ECLI:NL:RBDHA:2020:14906
Rechtbank Den Haag
- Eerste aanleg - enkelvoudig
- Rechtspraak.nl
Asielaanvraag niet-ontvankelijk verklaard wegens internationale bescherming in Denemarken
In deze zaak heeft de Rechtbank Den Haag op 5 november 2020 uitspraak gedaan in een asielprocedure. Eiseres, van Syrische nationaliteit, had op 14 juli 2020 een asielaanvraag ingediend in Nederland. De Staatssecretaris van Justitie en Veiligheid verklaarde deze aanvraag echter niet-ontvankelijk, omdat eiseres al internationale bescherming had gekregen van de Deense autoriteiten. Eiseres heeft hiertegen beroep ingesteld.
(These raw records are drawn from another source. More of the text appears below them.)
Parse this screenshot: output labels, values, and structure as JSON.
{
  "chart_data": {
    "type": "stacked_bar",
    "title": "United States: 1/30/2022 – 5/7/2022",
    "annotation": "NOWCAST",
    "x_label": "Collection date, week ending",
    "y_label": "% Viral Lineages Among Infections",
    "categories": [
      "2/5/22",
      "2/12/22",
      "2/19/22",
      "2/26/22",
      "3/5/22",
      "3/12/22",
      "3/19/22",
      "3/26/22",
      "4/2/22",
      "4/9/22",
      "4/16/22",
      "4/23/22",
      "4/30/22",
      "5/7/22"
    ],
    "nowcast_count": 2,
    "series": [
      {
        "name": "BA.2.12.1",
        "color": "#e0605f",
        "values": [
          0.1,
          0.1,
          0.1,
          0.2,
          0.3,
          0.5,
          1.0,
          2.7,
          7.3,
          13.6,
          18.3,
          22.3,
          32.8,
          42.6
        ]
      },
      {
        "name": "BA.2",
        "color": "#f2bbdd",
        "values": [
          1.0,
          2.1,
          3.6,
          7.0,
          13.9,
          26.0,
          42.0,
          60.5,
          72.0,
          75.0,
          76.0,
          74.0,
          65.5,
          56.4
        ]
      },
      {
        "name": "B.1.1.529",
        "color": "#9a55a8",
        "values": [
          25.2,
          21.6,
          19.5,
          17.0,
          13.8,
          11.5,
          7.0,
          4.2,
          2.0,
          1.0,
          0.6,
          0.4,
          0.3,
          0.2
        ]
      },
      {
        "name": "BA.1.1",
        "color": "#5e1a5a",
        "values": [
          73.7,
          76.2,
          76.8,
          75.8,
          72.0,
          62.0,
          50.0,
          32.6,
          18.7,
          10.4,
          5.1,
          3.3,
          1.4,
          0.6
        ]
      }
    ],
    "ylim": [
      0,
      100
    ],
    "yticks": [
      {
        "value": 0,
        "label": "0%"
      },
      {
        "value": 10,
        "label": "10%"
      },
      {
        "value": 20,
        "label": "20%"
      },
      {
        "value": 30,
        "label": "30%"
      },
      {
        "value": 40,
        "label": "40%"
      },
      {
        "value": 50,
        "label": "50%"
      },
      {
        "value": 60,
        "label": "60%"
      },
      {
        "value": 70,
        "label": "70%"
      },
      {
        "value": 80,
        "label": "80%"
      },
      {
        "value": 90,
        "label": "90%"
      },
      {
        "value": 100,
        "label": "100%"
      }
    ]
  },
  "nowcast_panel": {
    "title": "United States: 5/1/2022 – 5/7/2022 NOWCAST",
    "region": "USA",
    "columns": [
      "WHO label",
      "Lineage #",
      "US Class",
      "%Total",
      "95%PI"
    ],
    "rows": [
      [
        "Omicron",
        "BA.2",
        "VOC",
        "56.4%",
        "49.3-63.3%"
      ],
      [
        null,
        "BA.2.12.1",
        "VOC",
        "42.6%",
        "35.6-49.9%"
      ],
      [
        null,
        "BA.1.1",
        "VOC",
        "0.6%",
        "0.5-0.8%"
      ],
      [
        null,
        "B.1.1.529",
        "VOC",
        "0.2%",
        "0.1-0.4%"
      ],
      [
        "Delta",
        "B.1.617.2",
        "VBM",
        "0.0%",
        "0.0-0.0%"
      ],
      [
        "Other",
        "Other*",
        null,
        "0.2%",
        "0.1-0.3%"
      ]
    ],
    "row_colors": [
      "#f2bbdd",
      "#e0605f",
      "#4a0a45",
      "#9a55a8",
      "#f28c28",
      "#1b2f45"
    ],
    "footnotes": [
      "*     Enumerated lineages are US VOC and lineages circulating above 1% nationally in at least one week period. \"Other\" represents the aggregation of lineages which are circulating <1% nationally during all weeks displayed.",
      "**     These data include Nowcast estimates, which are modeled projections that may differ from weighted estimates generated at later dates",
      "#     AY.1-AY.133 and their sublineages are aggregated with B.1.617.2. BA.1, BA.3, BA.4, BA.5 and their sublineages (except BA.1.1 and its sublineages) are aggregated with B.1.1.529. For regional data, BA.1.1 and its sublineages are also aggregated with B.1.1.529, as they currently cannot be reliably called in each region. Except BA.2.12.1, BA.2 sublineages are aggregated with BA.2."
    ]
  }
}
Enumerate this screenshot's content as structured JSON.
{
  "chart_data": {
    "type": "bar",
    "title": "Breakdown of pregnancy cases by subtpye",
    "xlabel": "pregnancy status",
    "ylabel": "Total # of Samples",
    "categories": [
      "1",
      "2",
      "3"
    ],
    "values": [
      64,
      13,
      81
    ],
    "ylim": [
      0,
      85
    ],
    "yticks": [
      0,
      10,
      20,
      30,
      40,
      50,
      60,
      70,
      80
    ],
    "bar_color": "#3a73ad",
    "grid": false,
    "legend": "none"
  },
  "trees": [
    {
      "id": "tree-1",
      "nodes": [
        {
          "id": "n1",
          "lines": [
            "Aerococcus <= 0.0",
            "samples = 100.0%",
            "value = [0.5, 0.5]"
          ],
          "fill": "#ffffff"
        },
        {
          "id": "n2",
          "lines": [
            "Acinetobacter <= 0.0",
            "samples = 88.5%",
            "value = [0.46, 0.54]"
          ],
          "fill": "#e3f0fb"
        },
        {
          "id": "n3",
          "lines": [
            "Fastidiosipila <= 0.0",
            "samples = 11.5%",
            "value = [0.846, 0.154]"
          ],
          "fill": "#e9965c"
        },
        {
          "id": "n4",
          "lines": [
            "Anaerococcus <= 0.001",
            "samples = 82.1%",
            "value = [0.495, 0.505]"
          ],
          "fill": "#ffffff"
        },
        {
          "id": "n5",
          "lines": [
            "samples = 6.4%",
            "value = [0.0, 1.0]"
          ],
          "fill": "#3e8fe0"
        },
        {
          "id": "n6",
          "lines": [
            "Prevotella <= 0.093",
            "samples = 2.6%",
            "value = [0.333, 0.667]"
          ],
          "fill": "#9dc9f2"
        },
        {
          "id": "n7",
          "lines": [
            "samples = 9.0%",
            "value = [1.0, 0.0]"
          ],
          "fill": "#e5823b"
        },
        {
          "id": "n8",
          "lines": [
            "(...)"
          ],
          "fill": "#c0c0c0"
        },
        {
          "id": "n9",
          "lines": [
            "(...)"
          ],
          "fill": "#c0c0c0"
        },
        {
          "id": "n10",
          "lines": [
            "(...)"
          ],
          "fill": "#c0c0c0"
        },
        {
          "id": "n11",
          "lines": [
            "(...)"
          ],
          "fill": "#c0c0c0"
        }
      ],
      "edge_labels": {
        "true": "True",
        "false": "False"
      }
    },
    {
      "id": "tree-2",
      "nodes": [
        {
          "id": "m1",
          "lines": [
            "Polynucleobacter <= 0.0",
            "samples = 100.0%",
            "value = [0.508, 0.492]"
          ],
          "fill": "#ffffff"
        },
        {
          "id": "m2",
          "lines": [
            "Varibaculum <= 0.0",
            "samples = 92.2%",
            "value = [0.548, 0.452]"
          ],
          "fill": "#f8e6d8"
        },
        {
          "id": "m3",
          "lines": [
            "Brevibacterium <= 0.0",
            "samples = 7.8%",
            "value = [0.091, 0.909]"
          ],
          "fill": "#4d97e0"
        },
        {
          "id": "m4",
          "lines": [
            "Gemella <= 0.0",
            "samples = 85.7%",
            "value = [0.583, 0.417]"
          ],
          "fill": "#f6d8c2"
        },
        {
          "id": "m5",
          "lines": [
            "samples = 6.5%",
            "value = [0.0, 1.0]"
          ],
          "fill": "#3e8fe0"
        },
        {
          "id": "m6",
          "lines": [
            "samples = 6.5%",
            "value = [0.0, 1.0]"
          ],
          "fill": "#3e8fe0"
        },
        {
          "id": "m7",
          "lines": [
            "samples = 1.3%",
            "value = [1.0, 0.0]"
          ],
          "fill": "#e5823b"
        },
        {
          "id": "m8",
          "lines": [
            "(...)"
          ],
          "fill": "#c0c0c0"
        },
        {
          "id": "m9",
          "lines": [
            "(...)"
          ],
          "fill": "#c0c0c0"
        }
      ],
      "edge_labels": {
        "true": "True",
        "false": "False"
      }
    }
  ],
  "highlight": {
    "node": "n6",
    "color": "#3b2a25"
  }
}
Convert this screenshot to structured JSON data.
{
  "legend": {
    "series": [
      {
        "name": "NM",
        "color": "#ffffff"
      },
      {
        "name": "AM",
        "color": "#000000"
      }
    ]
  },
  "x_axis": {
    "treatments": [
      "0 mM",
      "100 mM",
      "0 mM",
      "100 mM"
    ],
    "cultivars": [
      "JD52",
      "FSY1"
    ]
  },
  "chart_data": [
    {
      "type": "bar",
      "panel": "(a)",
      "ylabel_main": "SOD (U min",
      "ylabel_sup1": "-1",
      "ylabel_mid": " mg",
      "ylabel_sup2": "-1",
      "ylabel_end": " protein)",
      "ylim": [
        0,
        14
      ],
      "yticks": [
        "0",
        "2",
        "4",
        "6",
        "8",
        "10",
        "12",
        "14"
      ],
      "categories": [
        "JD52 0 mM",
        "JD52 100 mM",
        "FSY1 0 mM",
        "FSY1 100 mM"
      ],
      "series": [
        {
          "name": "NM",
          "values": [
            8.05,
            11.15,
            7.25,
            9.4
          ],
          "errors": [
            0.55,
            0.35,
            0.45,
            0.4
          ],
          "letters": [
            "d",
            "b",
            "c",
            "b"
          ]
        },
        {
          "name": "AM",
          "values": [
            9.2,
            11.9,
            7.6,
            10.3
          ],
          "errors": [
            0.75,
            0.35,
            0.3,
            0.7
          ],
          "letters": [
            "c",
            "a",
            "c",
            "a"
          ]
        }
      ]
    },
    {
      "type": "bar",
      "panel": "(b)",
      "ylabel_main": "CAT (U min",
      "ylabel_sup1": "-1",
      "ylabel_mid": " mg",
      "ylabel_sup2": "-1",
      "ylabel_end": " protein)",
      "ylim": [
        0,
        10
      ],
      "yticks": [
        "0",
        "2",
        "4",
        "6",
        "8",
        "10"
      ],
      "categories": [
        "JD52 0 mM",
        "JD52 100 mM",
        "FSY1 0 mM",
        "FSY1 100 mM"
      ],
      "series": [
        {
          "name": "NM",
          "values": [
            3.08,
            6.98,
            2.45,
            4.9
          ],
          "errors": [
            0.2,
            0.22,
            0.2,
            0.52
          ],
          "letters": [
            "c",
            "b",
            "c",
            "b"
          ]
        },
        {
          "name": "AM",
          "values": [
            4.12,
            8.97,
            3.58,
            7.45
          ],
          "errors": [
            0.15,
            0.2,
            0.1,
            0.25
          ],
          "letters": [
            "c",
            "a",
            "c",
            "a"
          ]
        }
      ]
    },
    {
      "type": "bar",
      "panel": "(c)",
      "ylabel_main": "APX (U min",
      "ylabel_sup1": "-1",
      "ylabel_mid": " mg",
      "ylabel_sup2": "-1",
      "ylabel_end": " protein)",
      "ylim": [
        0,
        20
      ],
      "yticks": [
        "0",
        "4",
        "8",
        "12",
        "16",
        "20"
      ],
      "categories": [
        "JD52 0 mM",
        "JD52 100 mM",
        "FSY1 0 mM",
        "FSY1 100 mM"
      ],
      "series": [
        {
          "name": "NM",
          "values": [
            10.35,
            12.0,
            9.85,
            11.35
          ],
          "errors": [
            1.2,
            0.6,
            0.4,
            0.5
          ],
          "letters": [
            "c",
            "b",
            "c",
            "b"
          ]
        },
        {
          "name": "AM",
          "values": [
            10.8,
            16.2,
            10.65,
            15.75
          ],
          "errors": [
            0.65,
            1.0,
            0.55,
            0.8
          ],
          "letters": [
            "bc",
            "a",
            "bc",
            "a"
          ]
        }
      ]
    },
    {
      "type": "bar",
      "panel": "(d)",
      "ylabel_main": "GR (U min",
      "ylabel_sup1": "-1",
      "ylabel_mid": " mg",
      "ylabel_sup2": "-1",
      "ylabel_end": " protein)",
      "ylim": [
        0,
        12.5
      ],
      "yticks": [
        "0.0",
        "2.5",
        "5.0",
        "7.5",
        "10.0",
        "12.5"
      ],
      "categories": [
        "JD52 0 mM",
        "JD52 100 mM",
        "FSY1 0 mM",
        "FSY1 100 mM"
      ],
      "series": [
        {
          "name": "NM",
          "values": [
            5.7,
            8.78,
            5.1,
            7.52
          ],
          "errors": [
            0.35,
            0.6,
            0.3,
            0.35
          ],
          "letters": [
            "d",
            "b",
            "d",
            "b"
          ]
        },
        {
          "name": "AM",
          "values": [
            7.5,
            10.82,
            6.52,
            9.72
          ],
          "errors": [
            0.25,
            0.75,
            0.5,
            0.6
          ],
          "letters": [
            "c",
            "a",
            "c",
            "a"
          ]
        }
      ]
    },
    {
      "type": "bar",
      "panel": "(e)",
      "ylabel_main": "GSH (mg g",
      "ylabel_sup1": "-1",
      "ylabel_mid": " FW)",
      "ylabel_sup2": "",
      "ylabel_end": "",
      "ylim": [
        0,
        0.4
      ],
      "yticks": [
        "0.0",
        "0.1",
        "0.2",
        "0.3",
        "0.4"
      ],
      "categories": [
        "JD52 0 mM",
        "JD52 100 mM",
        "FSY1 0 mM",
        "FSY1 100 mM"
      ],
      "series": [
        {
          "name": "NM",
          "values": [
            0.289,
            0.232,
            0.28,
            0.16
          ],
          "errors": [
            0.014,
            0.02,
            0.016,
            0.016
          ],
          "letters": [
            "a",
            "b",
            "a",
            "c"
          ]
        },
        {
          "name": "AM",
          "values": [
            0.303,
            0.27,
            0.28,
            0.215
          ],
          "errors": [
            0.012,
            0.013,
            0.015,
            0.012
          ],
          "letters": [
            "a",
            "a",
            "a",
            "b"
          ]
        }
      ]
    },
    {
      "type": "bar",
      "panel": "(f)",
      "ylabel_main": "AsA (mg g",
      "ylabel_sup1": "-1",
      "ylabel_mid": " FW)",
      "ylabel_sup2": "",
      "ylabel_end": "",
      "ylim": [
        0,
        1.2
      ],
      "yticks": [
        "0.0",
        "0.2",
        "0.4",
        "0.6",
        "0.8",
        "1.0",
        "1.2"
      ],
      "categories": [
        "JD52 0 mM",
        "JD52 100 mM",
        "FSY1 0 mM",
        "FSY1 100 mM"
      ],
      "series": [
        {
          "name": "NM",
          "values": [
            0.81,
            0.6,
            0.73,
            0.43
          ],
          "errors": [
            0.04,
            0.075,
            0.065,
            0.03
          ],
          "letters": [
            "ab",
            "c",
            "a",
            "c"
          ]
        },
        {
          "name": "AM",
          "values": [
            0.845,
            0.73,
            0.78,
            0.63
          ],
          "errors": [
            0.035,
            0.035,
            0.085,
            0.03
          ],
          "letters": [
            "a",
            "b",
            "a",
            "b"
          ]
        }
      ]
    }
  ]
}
Tijdens de zitting op 2 november 2020, waarbij eiseres werd bijgestaan door haar gemachtigde en een tolk, werd het standpunt van de verweerder besproken. De rechtbank heeft overwogen dat de asielaanvraag van eiseres terecht niet-ontvankelijk is verklaard op basis van artikel 30a van de Vreemdelingenwet 2000, omdat eiseres een sterke band heeft met Denemarken, waar zij al een verblijfsvergunning had gekregen. De rechtbank concludeert dat de verweerder niet verplicht is om nader onderzoek te doen naar de status van de aanvraag van eiseres voor verlenging van haar verblijfsvergunning in Denemarken. Eiseres heeft niet voldoende onderbouwd dat zij in Denemarken in een onveilige situatie zal komen, en de rechtbank volgt haar niet in haar stelling dat de lange duur van de verlengingsprocedure een indicatie is dat zij zal worden teruggestuurd naar Syrië. De rechtbank heeft het beroep van eiseres ongegrond verklaard en geen aanleiding gezien voor een proceskostenveroordeling.